Police stop data already shows Latinos are more likely to be stopped than Blacks in New Jersey, said Richie Rivera, a Peoples Organization for Progress member and local ACLU board member. Latinos, who often face a language barrier and are in the country illegally, quietly suffer the harassment, he explained.

"People are talking about these issues, but under their breath. What happens if racial profiling becomes the norm?" asked New York-based journalist Gil Noble, who lives in New Jersey and says he has been stopped by police.

It isn’t just ordinary people who are worried:

• Detroit’s new mayor says documents from the city law department files detailing the status of a Justice Department civil rights probe of the 4,175-person force are missing. The Detroit police department has been under federal investigation for over a year because of allegations of civil rights violations, including police shootings of civilians.

• In the Nation’s Capitol, the Citizen Complaint Review Board, which monitors police misconduct, wants a better monitoring system for a force accused of having the country’s highest per rate for police shootings.

• The L.A. civilian review board has caused a stir by demanding a budget that allows for legal staff and researchers. It is trying to end its role as the rubber stamp for a police force with a history of corruption scandals and reputation for brutality. Last November, a federal consent decree mandated that LAPD document all police stops because of past racial profiling and other abuses.

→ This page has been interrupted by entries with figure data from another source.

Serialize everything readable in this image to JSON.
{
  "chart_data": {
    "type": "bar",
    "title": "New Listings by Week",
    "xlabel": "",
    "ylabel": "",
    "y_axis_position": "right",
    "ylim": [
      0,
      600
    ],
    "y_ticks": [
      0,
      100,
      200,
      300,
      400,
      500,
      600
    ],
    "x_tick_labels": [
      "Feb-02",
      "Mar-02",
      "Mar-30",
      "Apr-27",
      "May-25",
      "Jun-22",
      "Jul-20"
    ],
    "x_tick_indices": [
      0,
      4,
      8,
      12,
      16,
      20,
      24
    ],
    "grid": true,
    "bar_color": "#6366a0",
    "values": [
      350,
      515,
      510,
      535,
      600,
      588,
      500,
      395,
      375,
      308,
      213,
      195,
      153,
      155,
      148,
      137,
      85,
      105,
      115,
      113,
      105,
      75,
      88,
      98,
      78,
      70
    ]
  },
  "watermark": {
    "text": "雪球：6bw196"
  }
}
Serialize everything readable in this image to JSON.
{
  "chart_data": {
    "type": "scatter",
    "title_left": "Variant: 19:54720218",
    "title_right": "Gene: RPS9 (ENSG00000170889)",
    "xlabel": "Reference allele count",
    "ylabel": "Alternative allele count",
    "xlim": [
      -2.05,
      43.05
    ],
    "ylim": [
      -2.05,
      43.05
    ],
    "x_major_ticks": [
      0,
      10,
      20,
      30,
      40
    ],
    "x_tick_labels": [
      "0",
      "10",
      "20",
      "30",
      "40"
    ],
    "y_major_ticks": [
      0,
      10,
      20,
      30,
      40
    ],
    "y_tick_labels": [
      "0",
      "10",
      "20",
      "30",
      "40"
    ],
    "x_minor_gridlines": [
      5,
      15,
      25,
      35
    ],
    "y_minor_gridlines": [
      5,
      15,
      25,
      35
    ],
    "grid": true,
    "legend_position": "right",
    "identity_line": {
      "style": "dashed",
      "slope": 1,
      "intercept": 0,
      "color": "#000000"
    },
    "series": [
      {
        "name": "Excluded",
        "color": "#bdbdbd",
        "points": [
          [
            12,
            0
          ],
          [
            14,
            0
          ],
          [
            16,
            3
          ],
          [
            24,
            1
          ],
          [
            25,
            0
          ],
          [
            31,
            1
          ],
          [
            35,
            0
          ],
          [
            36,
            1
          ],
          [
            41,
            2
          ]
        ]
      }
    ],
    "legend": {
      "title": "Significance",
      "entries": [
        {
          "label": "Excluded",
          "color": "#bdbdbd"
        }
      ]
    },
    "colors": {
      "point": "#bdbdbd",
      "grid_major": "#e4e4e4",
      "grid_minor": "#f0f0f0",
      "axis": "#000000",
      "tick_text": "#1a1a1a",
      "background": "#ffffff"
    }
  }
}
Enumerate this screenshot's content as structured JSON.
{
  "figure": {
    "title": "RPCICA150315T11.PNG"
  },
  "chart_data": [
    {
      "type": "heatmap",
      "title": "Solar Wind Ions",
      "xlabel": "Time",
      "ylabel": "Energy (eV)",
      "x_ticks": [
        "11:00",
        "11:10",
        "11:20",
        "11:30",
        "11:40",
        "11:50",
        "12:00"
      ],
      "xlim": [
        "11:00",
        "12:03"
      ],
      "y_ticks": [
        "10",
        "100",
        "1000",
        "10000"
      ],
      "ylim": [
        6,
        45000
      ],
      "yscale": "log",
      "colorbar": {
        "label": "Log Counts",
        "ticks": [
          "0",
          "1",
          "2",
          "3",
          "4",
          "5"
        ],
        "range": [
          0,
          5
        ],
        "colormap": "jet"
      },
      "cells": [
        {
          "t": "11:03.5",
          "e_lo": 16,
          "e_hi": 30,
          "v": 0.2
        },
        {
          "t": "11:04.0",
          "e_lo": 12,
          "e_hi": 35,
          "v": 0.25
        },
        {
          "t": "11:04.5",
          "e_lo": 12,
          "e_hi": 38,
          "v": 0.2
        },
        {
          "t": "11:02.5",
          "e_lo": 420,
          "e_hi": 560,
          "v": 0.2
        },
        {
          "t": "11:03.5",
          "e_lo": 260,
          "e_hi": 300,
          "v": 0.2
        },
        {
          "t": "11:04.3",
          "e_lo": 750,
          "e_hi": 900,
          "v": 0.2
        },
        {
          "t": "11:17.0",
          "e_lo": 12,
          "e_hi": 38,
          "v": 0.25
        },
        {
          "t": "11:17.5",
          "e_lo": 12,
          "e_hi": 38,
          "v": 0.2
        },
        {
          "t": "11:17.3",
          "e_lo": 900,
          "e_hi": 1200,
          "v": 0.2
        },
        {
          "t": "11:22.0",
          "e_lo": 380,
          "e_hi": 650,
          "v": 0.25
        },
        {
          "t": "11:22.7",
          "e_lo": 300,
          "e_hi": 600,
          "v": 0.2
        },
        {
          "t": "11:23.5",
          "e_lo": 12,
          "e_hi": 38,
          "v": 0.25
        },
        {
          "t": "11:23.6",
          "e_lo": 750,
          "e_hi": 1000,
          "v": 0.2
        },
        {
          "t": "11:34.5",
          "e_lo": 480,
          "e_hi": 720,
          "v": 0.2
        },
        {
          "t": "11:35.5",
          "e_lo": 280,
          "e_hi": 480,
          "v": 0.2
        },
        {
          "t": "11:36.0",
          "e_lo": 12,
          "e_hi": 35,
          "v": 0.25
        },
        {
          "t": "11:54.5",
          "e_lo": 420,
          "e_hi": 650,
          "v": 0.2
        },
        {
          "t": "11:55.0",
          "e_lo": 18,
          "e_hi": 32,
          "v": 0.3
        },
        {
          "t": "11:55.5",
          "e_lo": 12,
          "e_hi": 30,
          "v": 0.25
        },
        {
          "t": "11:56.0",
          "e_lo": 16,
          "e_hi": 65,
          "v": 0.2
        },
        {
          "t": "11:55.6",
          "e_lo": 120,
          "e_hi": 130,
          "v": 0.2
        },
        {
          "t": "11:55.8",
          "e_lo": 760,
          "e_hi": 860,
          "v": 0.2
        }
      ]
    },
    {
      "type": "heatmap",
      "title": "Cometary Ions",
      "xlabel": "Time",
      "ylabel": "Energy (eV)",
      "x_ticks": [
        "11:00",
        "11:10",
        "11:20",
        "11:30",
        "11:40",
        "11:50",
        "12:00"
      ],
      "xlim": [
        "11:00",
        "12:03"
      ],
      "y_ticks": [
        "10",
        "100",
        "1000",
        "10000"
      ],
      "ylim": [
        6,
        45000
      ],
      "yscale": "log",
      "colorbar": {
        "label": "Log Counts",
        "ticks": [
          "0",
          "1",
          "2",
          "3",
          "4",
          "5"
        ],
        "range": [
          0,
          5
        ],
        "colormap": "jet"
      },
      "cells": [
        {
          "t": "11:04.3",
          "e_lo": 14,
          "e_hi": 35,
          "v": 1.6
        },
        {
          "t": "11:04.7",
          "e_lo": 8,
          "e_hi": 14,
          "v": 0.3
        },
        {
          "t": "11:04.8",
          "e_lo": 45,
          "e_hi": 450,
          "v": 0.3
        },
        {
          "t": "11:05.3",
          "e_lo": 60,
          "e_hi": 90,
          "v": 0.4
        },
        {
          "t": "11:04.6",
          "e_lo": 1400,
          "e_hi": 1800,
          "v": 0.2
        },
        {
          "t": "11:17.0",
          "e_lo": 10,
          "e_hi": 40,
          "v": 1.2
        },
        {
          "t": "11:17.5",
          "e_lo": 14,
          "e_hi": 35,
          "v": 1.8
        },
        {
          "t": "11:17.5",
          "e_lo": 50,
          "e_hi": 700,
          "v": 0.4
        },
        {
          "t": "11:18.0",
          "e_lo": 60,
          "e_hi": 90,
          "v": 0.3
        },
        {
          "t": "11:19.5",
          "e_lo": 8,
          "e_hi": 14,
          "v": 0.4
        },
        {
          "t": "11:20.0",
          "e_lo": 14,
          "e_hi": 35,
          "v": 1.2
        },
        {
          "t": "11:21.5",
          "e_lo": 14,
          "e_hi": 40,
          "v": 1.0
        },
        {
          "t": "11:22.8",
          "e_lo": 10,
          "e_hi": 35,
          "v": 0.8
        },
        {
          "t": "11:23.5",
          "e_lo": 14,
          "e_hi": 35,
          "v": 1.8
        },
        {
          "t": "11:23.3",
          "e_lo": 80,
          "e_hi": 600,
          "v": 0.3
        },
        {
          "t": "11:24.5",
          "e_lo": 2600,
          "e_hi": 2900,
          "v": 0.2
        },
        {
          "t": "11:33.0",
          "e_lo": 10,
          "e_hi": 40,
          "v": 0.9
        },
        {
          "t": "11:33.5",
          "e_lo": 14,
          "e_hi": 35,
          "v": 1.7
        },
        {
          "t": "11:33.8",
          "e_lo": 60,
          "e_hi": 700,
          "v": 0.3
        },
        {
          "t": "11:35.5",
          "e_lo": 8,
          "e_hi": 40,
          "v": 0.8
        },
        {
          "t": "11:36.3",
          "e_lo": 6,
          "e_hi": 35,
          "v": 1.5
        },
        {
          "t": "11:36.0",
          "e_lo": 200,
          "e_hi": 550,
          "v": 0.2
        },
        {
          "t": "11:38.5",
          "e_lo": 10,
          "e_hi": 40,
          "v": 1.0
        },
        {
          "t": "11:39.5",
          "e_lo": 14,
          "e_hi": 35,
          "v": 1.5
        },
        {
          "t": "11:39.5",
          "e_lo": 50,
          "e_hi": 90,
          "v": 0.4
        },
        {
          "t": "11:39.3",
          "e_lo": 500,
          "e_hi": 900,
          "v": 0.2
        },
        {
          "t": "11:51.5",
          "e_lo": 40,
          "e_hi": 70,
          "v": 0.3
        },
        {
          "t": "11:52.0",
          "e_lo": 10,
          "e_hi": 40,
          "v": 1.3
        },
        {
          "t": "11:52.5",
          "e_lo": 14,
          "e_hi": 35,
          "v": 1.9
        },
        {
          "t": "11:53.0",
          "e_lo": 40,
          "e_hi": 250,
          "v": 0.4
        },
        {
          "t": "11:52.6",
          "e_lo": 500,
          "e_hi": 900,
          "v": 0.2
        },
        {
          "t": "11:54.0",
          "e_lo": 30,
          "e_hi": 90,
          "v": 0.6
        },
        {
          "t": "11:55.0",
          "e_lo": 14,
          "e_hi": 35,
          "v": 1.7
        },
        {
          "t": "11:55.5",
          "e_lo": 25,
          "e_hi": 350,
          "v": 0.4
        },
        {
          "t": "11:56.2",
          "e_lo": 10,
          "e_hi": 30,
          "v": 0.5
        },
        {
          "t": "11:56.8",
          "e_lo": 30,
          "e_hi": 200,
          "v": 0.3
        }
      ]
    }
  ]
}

Progressive police organizations, such as New York City’s 100 Blacks in Law Enforcement Who Care, fear targeting from within their own departments. The N.Y. group is suing NYPD for $80 million, alleging they were secretly monitored for over two years. "The goal of our lawsuit is to find out who authorized this illegal investigation," said Lt. Eric Adams, the group’s co-founder.

Sgt. Anthony Miranda, president of the NYC Latino Police Association, says NYPD’s action is chilling for those who are reform-minded. "We have guys saying that they want to join us, but we are hot, and some community activists admit the same thing," he said.

Mr. Hampton says Black police executives have to take a more proactive stance against police abuses. Some like Andrew Kirkland, the Black acting police chief in Portland, Oregon, who refused a Justice Department request to interrogate some 200 foreign students, deserve support, he said.

Larry Hamm. wants to see laws enacted that make racially profiling a crime and the New Jersey Assembly will re-introduce such a bill, according to former Essex County assemblyman LeRoy Jones. Mr. Jones believes that the new assembly, with a Democratic majority and even-divided State Senate may pass the legislation.

A similar federal law against racial profiling isn’t as likely. In an August hearing, as a U.S. Senate Subcommittee debated such a law, and Steve Young, national vice president for the powerful Fraternal Order of Police voiced opposition to the bill. "We oppose such a bill because there is a mistaken perception that the ugliness of racism is part of the culture of law enforcement," Mr. Young told senators.